Le double-tranchant de l’agrément
« Le problème est que dans notre métier de réparateurs, en tant que prestataires de service, il n’y a pas de notion de vente à perte, donc facturer des tarifs horaires plus bas dans le cadre d’un agrément a beau perturber la rentabilité de l’établissement, on ne peut pas accuser les assureurs d’être dans l’illégalité, ont souligné Yves Levaillant et Ouaïba Sardi. Tout le problème, au fond, tient dans le fait que le métier est aujourd’hui structuré en grande partie autour des agréments d’assurance et que, par ce biais, c’est l’assureur qui s’arrange en amont pour définir le coût moyen sinistre qui lui convient. »Serge Valet et Marie-Françoise Berrodier ont, eux, déploré l’absence des principaux représentants des experts « agréés », « qui sont au centre de la question de l’indépendance de l’expert et qui sont en passe de se faire dépasser par les plateformes de gestion de sinistre », fortes d’outils de chiffrage automatisés.

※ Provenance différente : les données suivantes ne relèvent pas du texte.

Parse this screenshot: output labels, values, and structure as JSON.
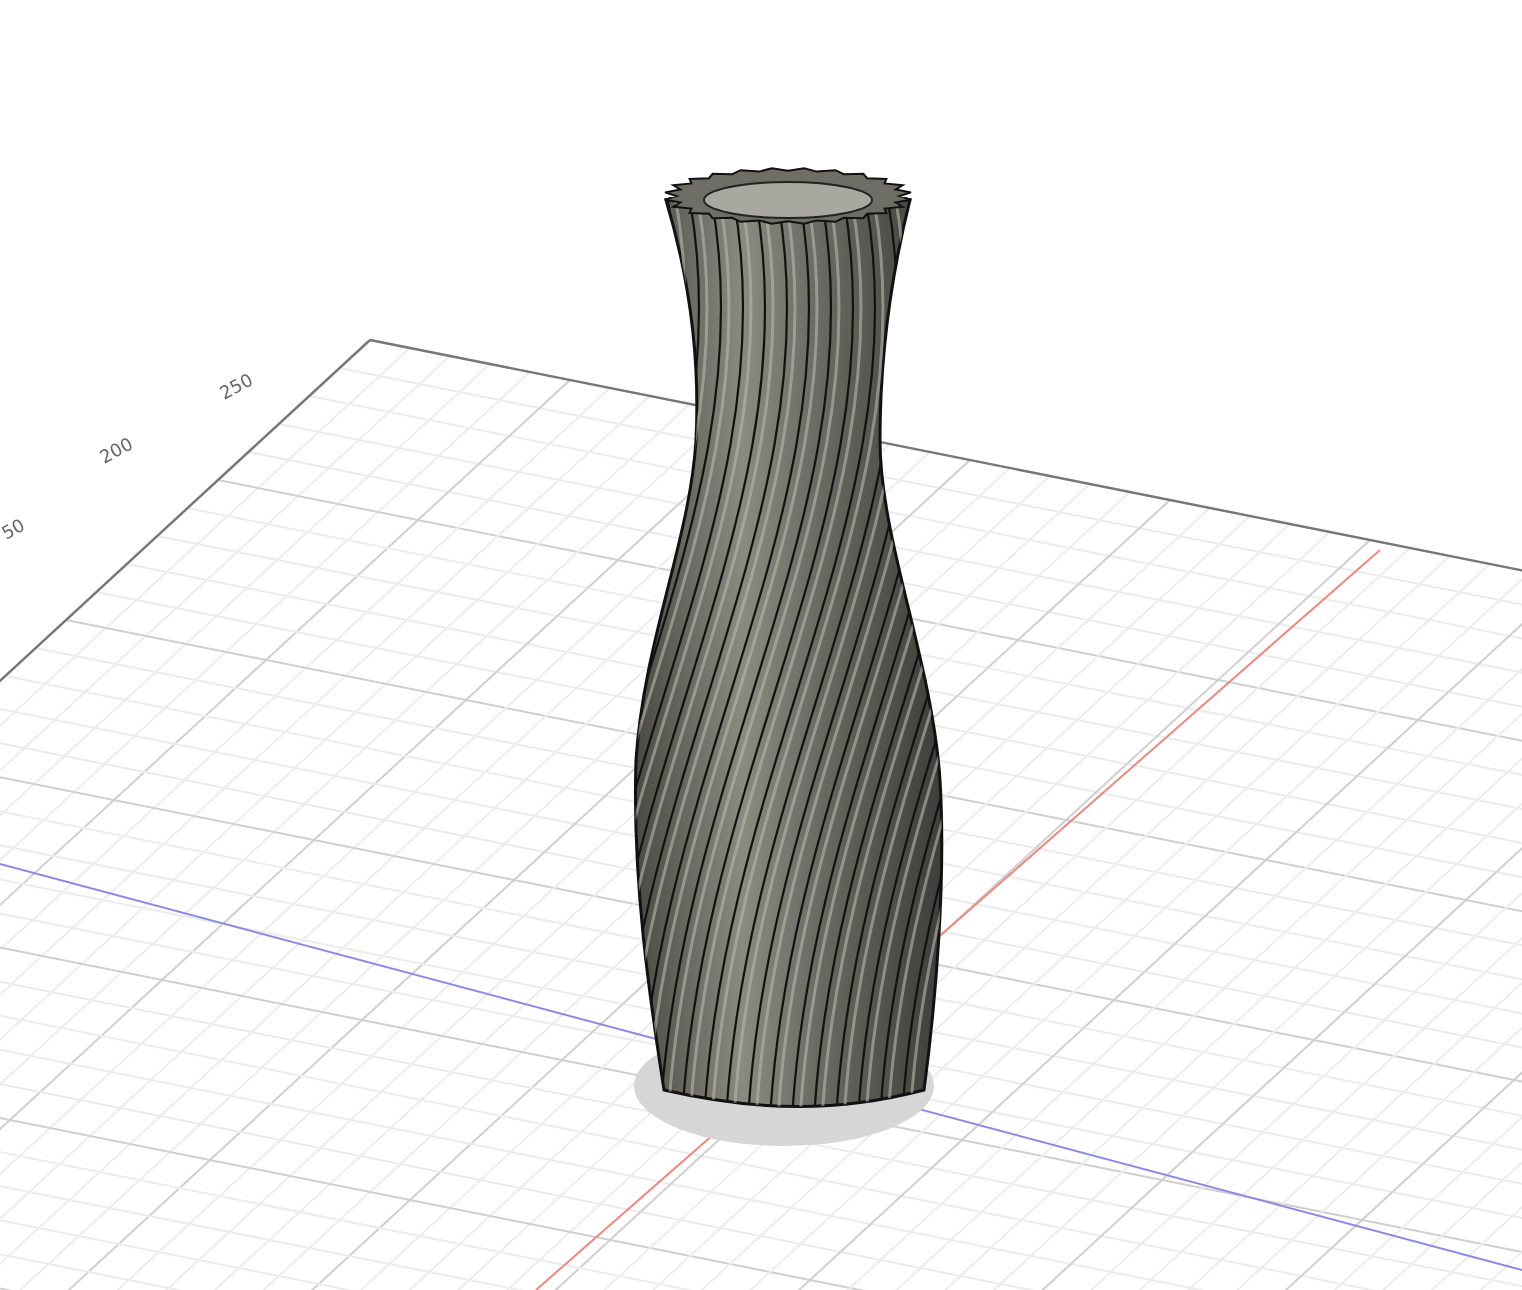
{
  "viewport": {
    "grid_labels": [
      {
        "text": "250"
      },
      {
        "text": "200"
      },
      {
        "text": "50"
      }
    ]
  }
}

Pour contourner le problème de l’agrément, de l’expert comme du réparateur, et redonner enfin du pouvoir au propriétaire du véhicule, le CNPA demande notamment à ce que le lien expert-assureur soit coupé en ne laissant qu’à l’assuré le droit de mandater l’expert. « Nous devons rappeler avec force que le droit contractuel ne prime pas sur le droit général », a insisté Ouaïba Sardi.